In French, words that sound alike may be spelled differently depending on a myriad of factors, including whether they're masculine or feminine. Each noun has a gender: bread is masculine but baguette is feminine, butter is masculine but margarine is feminine. Meanwhile, other words in the sentence must agree with the nouns, creating one giant linguistic riddle.

Each year at La Dictée des Amériques, the dictators -- Quebec literary luminaries who compose and read out their own compositions -- try to trip up contestants.

The 2001 dictée, read by legendary singer Gilles Vigneault, referred to a story about a black bear, or ours noir. Seven lines later, it became clear the bear was female -- sending everyone scrambling back to write ourse noire instead.

"It's true, it's a curious habit we have," concedes Pascale Lefrançois, a former Quebec dictée champion who now sits on the Dictée des Amériques jury.

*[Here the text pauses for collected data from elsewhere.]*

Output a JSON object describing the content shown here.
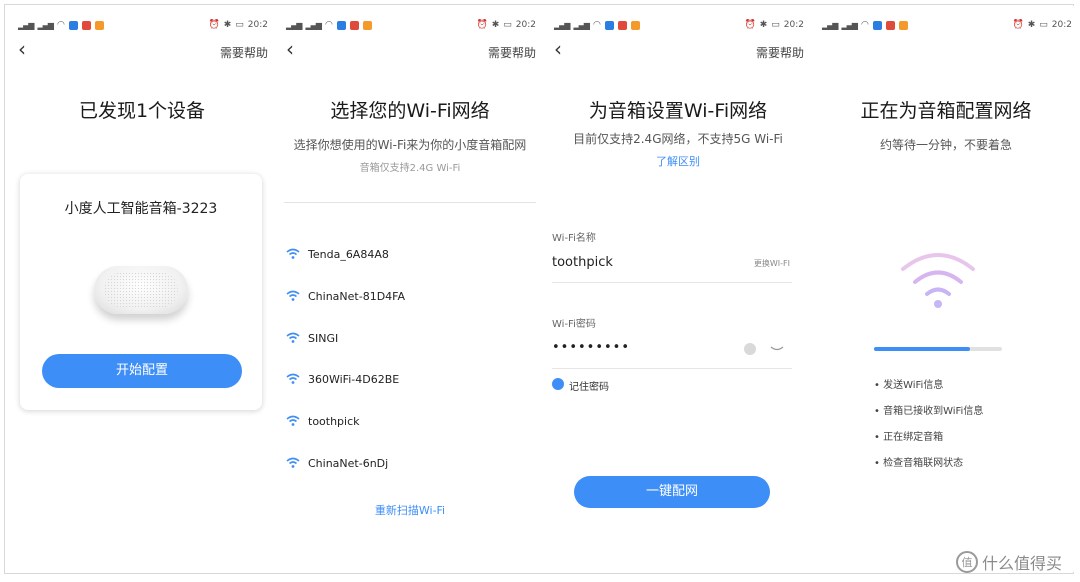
{
  "status_bar": {
    "time": "20:2",
    "left_icons": [
      "signal-icon",
      "signal-icon",
      "wifi-icon",
      "app-icon",
      "app-icon",
      "app-icon"
    ],
    "right_icons": [
      "alarm-icon",
      "bluetooth-icon",
      "battery-icon"
    ]
  },
  "colors": {
    "accent": "#3e8ef7",
    "divider": "#e3e3e3"
  },
  "panel1": {
    "help": "需要帮助",
    "title": "已发现1个设备",
    "device_name": "小度人工智能音箱-3223",
    "start_button": "开始配置"
  },
  "panel2": {
    "help": "需要帮助",
    "title": "选择您的Wi-Fi网络",
    "subtitle": "选择你想使用的Wi-Fi来为你的小度音箱配网",
    "note": "音箱仅支持2.4G Wi-Fi",
    "networks": [
      "Tenda_6A84A8",
      "ChinaNet-81D4FA",
      "SINGI",
      "360WiFi-4D62BE",
      "toothpick",
      "ChinaNet-6nDj"
    ],
    "rescan": "重新扫描Wi-Fi"
  },
  "panel3": {
    "help": "需要帮助",
    "title": "为音箱设置Wi-Fi网络",
    "subtitle": "目前仅支持2.4G网络，不支持5G Wi-Fi",
    "learn_link": "了解区别",
    "wifi_name_label": "Wi-Fi名称",
    "wifi_name_value": "toothpick",
    "change_wifi": "更换WI-FI",
    "password_label": "Wi-Fi密码",
    "password_value": "•••••••••",
    "remember_label": "记住密码",
    "connect_button": "一键配网"
  },
  "panel4": {
    "help": "",
    "title": "正在为音箱配置网络",
    "subtitle": "约等待一分钟，不要着急",
    "progress": 0.75,
    "steps": [
      "发送WiFi信息",
      "音箱已接收到WiFi信息",
      "正在绑定音箱",
      "检查音箱联网状态"
    ]
  },
  "watermark": {
    "text": "什么值得买",
    "logo": "值"
  }
}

She trained for her competition by reading all 60,000 words in the dictionary over her summer holidays. She would have had a perfect score except she neglected to put an accent and hyphen in Sénatus-Consulte, a decree of the Senate in ancient Rome. These slip-ups cost her a half-point each.

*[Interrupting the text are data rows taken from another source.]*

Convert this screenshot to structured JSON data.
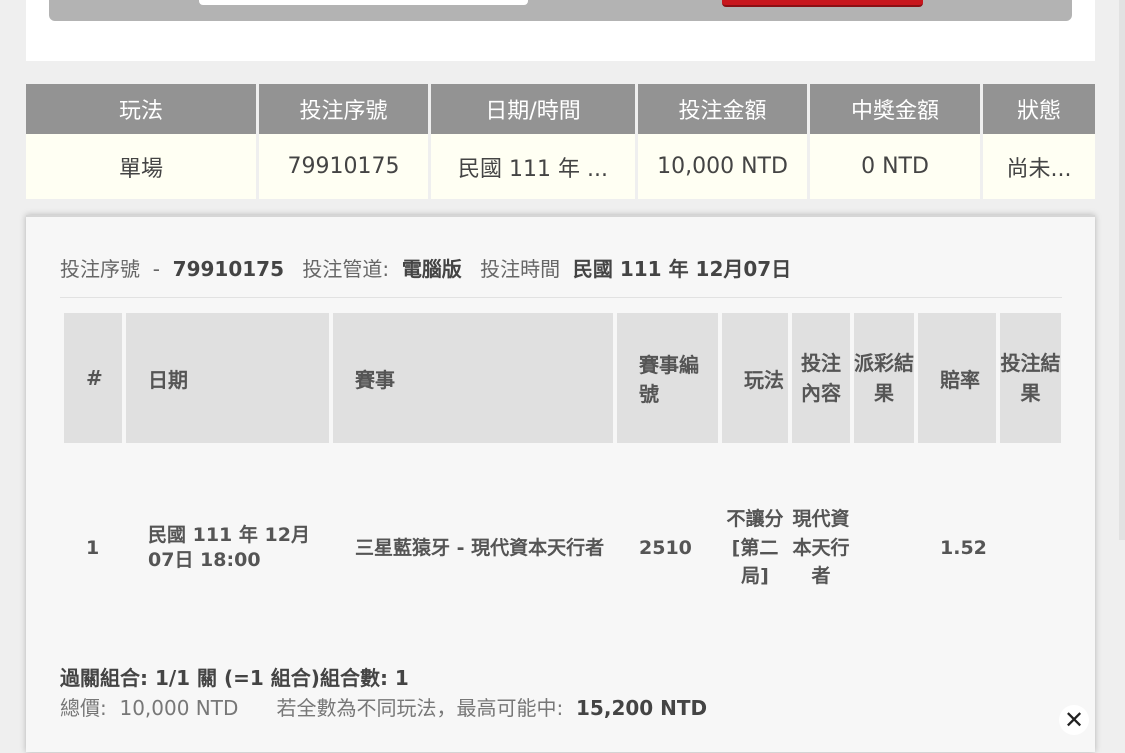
{
  "summary": {
    "headers": [
      "玩法",
      "投注序號",
      "日期/時間",
      "投注金額",
      "中獎金額",
      "狀態"
    ],
    "row": [
      "單場",
      "79910175",
      "民國 111 年 ...",
      "10,000 NTD",
      "0 NTD",
      "尚未..."
    ]
  },
  "detail": {
    "serial_label": "投注序號",
    "serial_sep": "-",
    "serial_value": "79910175",
    "channel_label": "投注管道:",
    "channel_value": "電腦版",
    "time_label": "投注時間",
    "time_value": "民國 111 年 12月07日",
    "table": {
      "headers": [
        "#",
        "日期",
        "賽事",
        "賽事編號",
        "玩法",
        "投注內容",
        "派彩結果",
        "賠率",
        "投注結果"
      ],
      "row": [
        "1",
        "民國 111 年 12月07日 18:00",
        "三星藍猿牙 - 現代資本天行者",
        "2510",
        "不讓分[第二局]",
        "現代資本天行者",
        "",
        "1.52",
        ""
      ]
    },
    "combo_text": "過關組合: 1/1 關 (=1 組合)組合數: 1",
    "total_label": "總價:",
    "total_value": "10,000 NTD",
    "max_label": "若全數為不同玩法，最高可能中:",
    "max_value": "15,200 NTD",
    "close_icon": "close-icon"
  }
}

"The dictée brings back a lot of memories for people -- both good and bad," she says. "But there's an emotional attachment to it."

For some, dictée is a game, like Scrabble, while for others, it's a form of nostalgia. The dictée was a staple in Quebec schools before the Quiet Revolution, when it had the power to strike terror into many a schoolchild's heart. It was purged as a relic during modernizing reforms in the 1970s.

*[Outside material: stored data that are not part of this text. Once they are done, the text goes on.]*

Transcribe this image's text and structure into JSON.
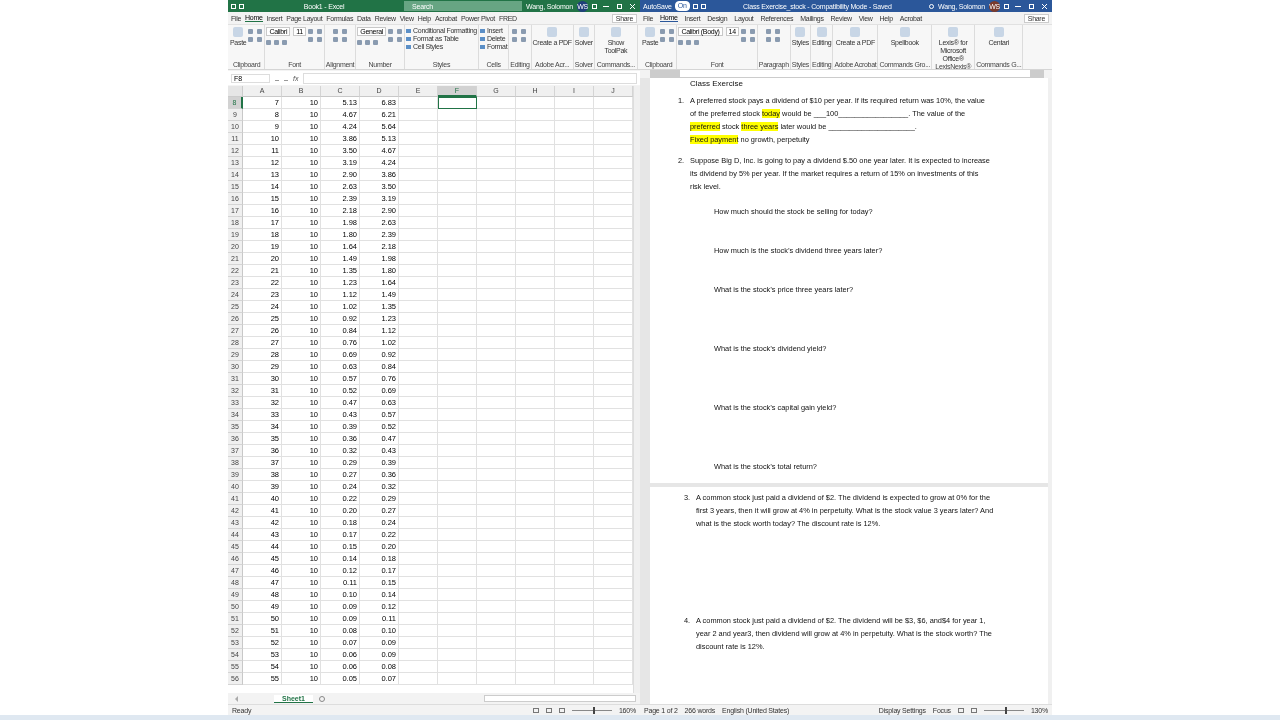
{
  "excel": {
    "title": "Book1 - Excel",
    "search": "Search",
    "user": "Wang, Solomon",
    "initials": "WS",
    "tabs": [
      {
        "label": "File",
        "selected": false
      },
      {
        "label": "Home",
        "selected": true
      },
      {
        "label": "Insert",
        "selected": false
      },
      {
        "label": "Page Layout",
        "selected": false
      },
      {
        "label": "Formulas",
        "selected": false
      },
      {
        "label": "Data",
        "selected": false
      },
      {
        "label": "Review",
        "selected": false
      },
      {
        "label": "View",
        "selected": false
      },
      {
        "label": "Help",
        "selected": false
      },
      {
        "label": "Acrobat",
        "selected": false
      },
      {
        "label": "Power Pivot",
        "selected": false
      },
      {
        "label": "FRED",
        "selected": false
      }
    ],
    "share": "Share",
    "groups": [
      {
        "label": "Clipboard",
        "controls": [
          {
            "kind": "big",
            "label": "Paste"
          },
          {
            "kind": "icons"
          }
        ]
      },
      {
        "label": "Font",
        "controls": [
          {
            "kind": "fields",
            "values": [
              "Calibri",
              "11"
            ]
          },
          {
            "kind": "icons"
          }
        ]
      },
      {
        "label": "Alignment",
        "controls": [
          {
            "kind": "icons"
          }
        ]
      },
      {
        "label": "Number",
        "controls": [
          {
            "kind": "fields",
            "values": [
              "General"
            ]
          },
          {
            "kind": "icons"
          }
        ]
      },
      {
        "label": "Styles",
        "controls": [
          {
            "kind": "list",
            "labels": [
              "Conditional Formatting",
              "Format as Table",
              "Cell Styles"
            ]
          }
        ]
      },
      {
        "label": "Cells",
        "controls": [
          {
            "kind": "list",
            "labels": [
              "Insert",
              "Delete",
              "Format"
            ]
          }
        ]
      },
      {
        "label": "Editing",
        "controls": [
          {
            "kind": "icons"
          }
        ]
      },
      {
        "label": "Adobe Acr...",
        "controls": [
          {
            "kind": "big",
            "label": "Create a PDF"
          }
        ]
      },
      {
        "label": "Solver",
        "controls": [
          {
            "kind": "big",
            "label": "Solver"
          }
        ]
      },
      {
        "label": "Commands...",
        "controls": [
          {
            "kind": "big",
            "label": "Show ToolPak"
          }
        ]
      }
    ],
    "name_box": "F8",
    "fx": "fx",
    "columns": [
      {
        "label": "A",
        "selected": false
      },
      {
        "label": "B",
        "selected": false
      },
      {
        "label": "C",
        "selected": false
      },
      {
        "label": "D",
        "selected": false
      },
      {
        "label": "E",
        "selected": false
      },
      {
        "label": "F",
        "selected": true
      },
      {
        "label": "G",
        "selected": false
      },
      {
        "label": "H",
        "selected": false
      },
      {
        "label": "I",
        "selected": false
      },
      {
        "label": "J",
        "selected": false
      }
    ],
    "rows": [
      {
        "num": "8",
        "selected": true,
        "cells": [
          "7",
          "10",
          "5.13",
          "6.83"
        ]
      },
      {
        "num": "9",
        "selected": false,
        "cells": [
          "8",
          "10",
          "4.67",
          "6.21"
        ]
      },
      {
        "num": "10",
        "selected": false,
        "cells": [
          "9",
          "10",
          "4.24",
          "5.64"
        ]
      },
      {
        "num": "11",
        "selected": false,
        "cells": [
          "10",
          "10",
          "3.86",
          "5.13"
        ]
      },
      {
        "num": "12",
        "selected": false,
        "cells": [
          "11",
          "10",
          "3.50",
          "4.67"
        ]
      },
      {
        "num": "13",
        "selected": false,
        "cells": [
          "12",
          "10",
          "3.19",
          "4.24"
        ]
      },
      {
        "num": "14",
        "selected": false,
        "cells": [
          "13",
          "10",
          "2.90",
          "3.86"
        ]
      },
      {
        "num": "15",
        "selected": false,
        "cells": [
          "14",
          "10",
          "2.63",
          "3.50"
        ]
      },
      {
        "num": "16",
        "selected": false,
        "cells": [
          "15",
          "10",
          "2.39",
          "3.19"
        ]
      },
      {
        "num": "17",
        "selected": false,
        "cells": [
          "16",
          "10",
          "2.18",
          "2.90"
        ]
      },
      {
        "num": "18",
        "selected": false,
        "cells": [
          "17",
          "10",
          "1.98",
          "2.63"
        ]
      },
      {
        "num": "19",
        "selected": false,
        "cells": [
          "18",
          "10",
          "1.80",
          "2.39"
        ]
      },
      {
        "num": "20",
        "selected": false,
        "cells": [
          "19",
          "10",
          "1.64",
          "2.18"
        ]
      },
      {
        "num": "21",
        "selected": false,
        "cells": [
          "20",
          "10",
          "1.49",
          "1.98"
        ]
      },
      {
        "num": "22",
        "selected": false,
        "cells": [
          "21",
          "10",
          "1.35",
          "1.80"
        ]
      },
      {
        "num": "23",
        "selected": false,
        "cells": [
          "22",
          "10",
          "1.23",
          "1.64"
        ]
      },
      {
        "num": "24",
        "selected": false,
        "cells": [
          "23",
          "10",
          "1.12",
          "1.49"
        ]
      },
      {
        "num": "25",
        "selected": false,
        "cells": [
          "24",
          "10",
          "1.02",
          "1.35"
        ]
      },
      {
        "num": "26",
        "selected": false,
        "cells": [
          "25",
          "10",
          "0.92",
          "1.23"
        ]
      },
      {
        "num": "27",
        "selected": false,
        "cells": [
          "26",
          "10",
          "0.84",
          "1.12"
        ]
      },
      {
        "num": "28",
        "selected": false,
        "cells": [
          "27",
          "10",
          "0.76",
          "1.02"
        ]
      },
      {
        "num": "29",
        "selected": false,
        "cells": [
          "28",
          "10",
          "0.69",
          "0.92"
        ]
      },
      {
        "num": "30",
        "selected": false,
        "cells": [
          "29",
          "10",
          "0.63",
          "0.84"
        ]
      },
      {
        "num": "31",
        "selected": false,
        "cells": [
          "30",
          "10",
          "0.57",
          "0.76"
        ]
      },
      {
        "num": "32",
        "selected": false,
        "cells": [
          "31",
          "10",
          "0.52",
          "0.69"
        ]
      },
      {
        "num": "33",
        "selected": false,
        "cells": [
          "32",
          "10",
          "0.47",
          "0.63"
        ]
      },
      {
        "num": "34",
        "selected": false,
        "cells": [
          "33",
          "10",
          "0.43",
          "0.57"
        ]
      },
      {
        "num": "35",
        "selected": false,
        "cells": [
          "34",
          "10",
          "0.39",
          "0.52"
        ]
      },
      {
        "num": "36",
        "selected": false,
        "cells": [
          "35",
          "10",
          "0.36",
          "0.47"
        ]
      },
      {
        "num": "37",
        "selected": false,
        "cells": [
          "36",
          "10",
          "0.32",
          "0.43"
        ]
      },
      {
        "num": "38",
        "selected": false,
        "cells": [
          "37",
          "10",
          "0.29",
          "0.39"
        ]
      },
      {
        "num": "39",
        "selected": false,
        "cells": [
          "38",
          "10",
          "0.27",
          "0.36"
        ]
      },
      {
        "num": "40",
        "selected": false,
        "cells": [
          "39",
          "10",
          "0.24",
          "0.32"
        ]
      },
      {
        "num": "41",
        "selected": false,
        "cells": [
          "40",
          "10",
          "0.22",
          "0.29"
        ]
      },
      {
        "num": "42",
        "selected": false,
        "cells": [
          "41",
          "10",
          "0.20",
          "0.27"
        ]
      },
      {
        "num": "43",
        "selected": false,
        "cells": [
          "42",
          "10",
          "0.18",
          "0.24"
        ]
      },
      {
        "num": "44",
        "selected": false,
        "cells": [
          "43",
          "10",
          "0.17",
          "0.22"
        ]
      },
      {
        "num": "45",
        "selected": false,
        "cells": [
          "44",
          "10",
          "0.15",
          "0.20"
        ]
      },
      {
        "num": "46",
        "selected": false,
        "cells": [
          "45",
          "10",
          "0.14",
          "0.18"
        ]
      },
      {
        "num": "47",
        "selected": false,
        "cells": [
          "46",
          "10",
          "0.12",
          "0.17"
        ]
      },
      {
        "num": "48",
        "selected": false,
        "cells": [
          "47",
          "10",
          "0.11",
          "0.15"
        ]
      },
      {
        "num": "49",
        "selected": false,
        "cells": [
          "48",
          "10",
          "0.10",
          "0.14"
        ]
      },
      {
        "num": "50",
        "selected": false,
        "cells": [
          "49",
          "10",
          "0.09",
          "0.12"
        ]
      },
      {
        "num": "51",
        "selected": false,
        "cells": [
          "50",
          "10",
          "0.09",
          "0.11"
        ]
      },
      {
        "num": "52",
        "selected": false,
        "cells": [
          "51",
          "10",
          "0.08",
          "0.10"
        ]
      },
      {
        "num": "53",
        "selected": false,
        "cells": [
          "52",
          "10",
          "0.07",
          "0.09"
        ]
      },
      {
        "num": "54",
        "selected": false,
        "cells": [
          "53",
          "10",
          "0.06",
          "0.09"
        ]
      },
      {
        "num": "55",
        "selected": false,
        "cells": [
          "54",
          "10",
          "0.06",
          "0.08"
        ]
      },
      {
        "num": "56",
        "selected": false,
        "cells": [
          "55",
          "10",
          "0.05",
          "0.07"
        ]
      }
    ],
    "sheets": [
      {
        "label": "Sheet1",
        "selected": true
      }
    ],
    "status": "Ready",
    "zoom_slider": {
      "level": 0.55
    },
    "zoom": "160%"
  },
  "word": {
    "autosave": {
      "label": "AutoSave",
      "on": true,
      "text": "On"
    },
    "title": "Class Exercise_stock  -  Compatibility Mode  -  Saved",
    "user": "Wang, Solomon",
    "initials": "WS",
    "tabs": [
      {
        "label": "File",
        "selected": false
      },
      {
        "label": "Home",
        "selected": true
      },
      {
        "label": "Insert",
        "selected": false
      },
      {
        "label": "Design",
        "selected": false
      },
      {
        "label": "Layout",
        "selected": false
      },
      {
        "label": "References",
        "selected": false
      },
      {
        "label": "Mailings",
        "selected": false
      },
      {
        "label": "Review",
        "selected": false
      },
      {
        "label": "View",
        "selected": false
      },
      {
        "label": "Help",
        "selected": false
      },
      {
        "label": "Acrobat",
        "selected": false
      }
    ],
    "share": "Share",
    "groups": [
      {
        "label": "Clipboard",
        "controls": [
          {
            "kind": "big",
            "label": "Paste"
          },
          {
            "kind": "icons"
          }
        ]
      },
      {
        "label": "Font",
        "controls": [
          {
            "kind": "fields",
            "values": [
              "Calibri (Body)",
              "14"
            ]
          },
          {
            "kind": "icons"
          }
        ]
      },
      {
        "label": "Paragraph",
        "controls": [
          {
            "kind": "icons"
          }
        ]
      },
      {
        "label": "Styles",
        "controls": [
          {
            "kind": "big",
            "label": "Styles"
          }
        ]
      },
      {
        "label": "Editing",
        "controls": [
          {
            "kind": "big",
            "label": "Editing"
          }
        ]
      },
      {
        "label": "Adobe Acrobat",
        "controls": [
          {
            "kind": "big",
            "label": "Create a PDF"
          }
        ]
      },
      {
        "label": "Commands Gro...",
        "controls": [
          {
            "kind": "big",
            "label": "Spellbook"
          }
        ]
      },
      {
        "label": "LexisNexis®",
        "controls": [
          {
            "kind": "big",
            "label": "Lexis® for Microsoft Office®"
          }
        ]
      },
      {
        "label": "Commands G...",
        "controls": [
          {
            "kind": "big",
            "label": "Centari"
          }
        ]
      }
    ],
    "heading": "Class Exercise",
    "pages": [
      {
        "items": [
          {
            "number": "1.",
            "segments": [
              {
                "text": "A preferred stock pays a dividend of $10 per year. If its required return was 10%, the value of the preferred stock ",
                "highlight": false
              },
              {
                "text": "today",
                "highlight": true
              },
              {
                "text": " would be ___100_________________. The value of the ",
                "highlight": false
              },
              {
                "text": "preferred",
                "highlight": true
              },
              {
                "text": " stock ",
                "highlight": false
              },
              {
                "text": "three years",
                "highlight": true
              },
              {
                "text": " later would be _____________________.",
                "highlight": false
              }
            ],
            "note": [
              {
                "text": "Fixed payment",
                "highlight": true
              },
              {
                "text": " no growth, perpetuity",
                "highlight": false
              }
            ]
          },
          {
            "number": "2.",
            "segments": [
              {
                "text": "Suppose Big D, Inc. is going to pay a dividend $.50 one year later. It is expected to increase its dividend by 5% per year. If the market requires a return of 15% on investments of this risk level.",
                "highlight": false
              }
            ],
            "questions": [
              "How much should the stock be selling for today?",
              "How much is the stock’s dividend three years later?",
              "What is the stock’s price three years later?",
              "What is the stock’s dividend yield?",
              "What is the stock’s capital gain yield?",
              "What is the stock’s total return?"
            ]
          }
        ]
      },
      {
        "items": [
          {
            "number": "3.",
            "segments": [
              {
                "text": "A common stock just paid a dividend of $2. The dividend is expected to grow at 0% for the first 3 years, then it will grow at 4% in perpetuity. What is the stock value 3 years later? And what is the stock worth today? The discount rate is 12%.",
                "highlight": false
              }
            ]
          },
          {
            "number": "4.",
            "segments": [
              {
                "text": "A common stock just paid a dividend of $2. The dividend will be $3, $6, and$4 for year 1, year 2 and year3, then dividend will grow at 4% in perpetuity. What is the stock worth? The discount rate is 12%.",
                "highlight": false
              }
            ]
          }
        ]
      }
    ],
    "status": [
      "Page 1 of 2",
      "266 words",
      "English (United States)"
    ],
    "status_right": [
      "Display Settings",
      "Focus"
    ],
    "zoom_slider": {
      "level": 0.55
    },
    "zoom": "130%"
  }
}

Some still regard the dictée as a meaningless exercise that values rote memorization. Yet it is returning in favour, and competition for La Dictée des Amériques is fierce.

About 42,000 Quebec primary and secondary students began trying out last fall for a chance in today's Dictée des Amériques final, with few surviving the various elimination rounds.

With three potential champions and a solid delegation of finalists in the past four years, École Honoré-Mercier has emerged as a dictée powerhouse. Located in the blue-collar Montreal neighbourhood of Ville-Émard, with a high number of single-parent households, the school is sending more dictée competitors to Quebec City today than any other in the province.

Many of the students hold down part-time jobs at McDonald's and local stores, yet they set aside time to train for dictée, French teacher Fouzia Sahrane says.

One glorious spring day this week, while all the other students were out enjoying the sun, three teenagers vying in today's final were hunched over their desks, utter concentration on their brows, while Ms. Sahrane took them through their paces. A brick-thick Larousse dictionary sat before each of them. They'd given up their lunch hours for weeks to train.

"To me it's a challenge to master French, because it's such a complex language," said Élisabeth Étienne, a 17-year-old who inherited her love of words from her Haitian-born father. "My friends tease me sometimes for doing this. But it doesn't bother me -- we're rewarded for what we do."

Amazingly, despite the trauma that dictée caused in their youth, willing adults gamely take part in the contests -- and they come from far and wide to do so. Participants are expected today from 14 countries, including Senegal, Russia, Peru, and the United States. France used to play host to an international dictée but withdrew in the early 1990s. Quebec, which had had the highest per capita participation in that contest, took over as home of the global dictée competition.

"Maybe it's our collective unconscious need to test ourselves and defend the language," said Sylvio Morin, who co-ordinates La Dictée des Amériques at Télé-Québec. "If the French language weren't so hard, the dictéewouldn't exist."

The reward for winners? Mostly reference books, but also some minor celebrity status. Ms. Lefrançois won her dictée contest back in 1990, but she was in a big-box Réno-Dépôt building-supply store last year when two apron-wearing salesmen approached. "Are you the one who won the dictée?" they asked.

Thirteen years after her linguistic Olympic medal, she was still tops.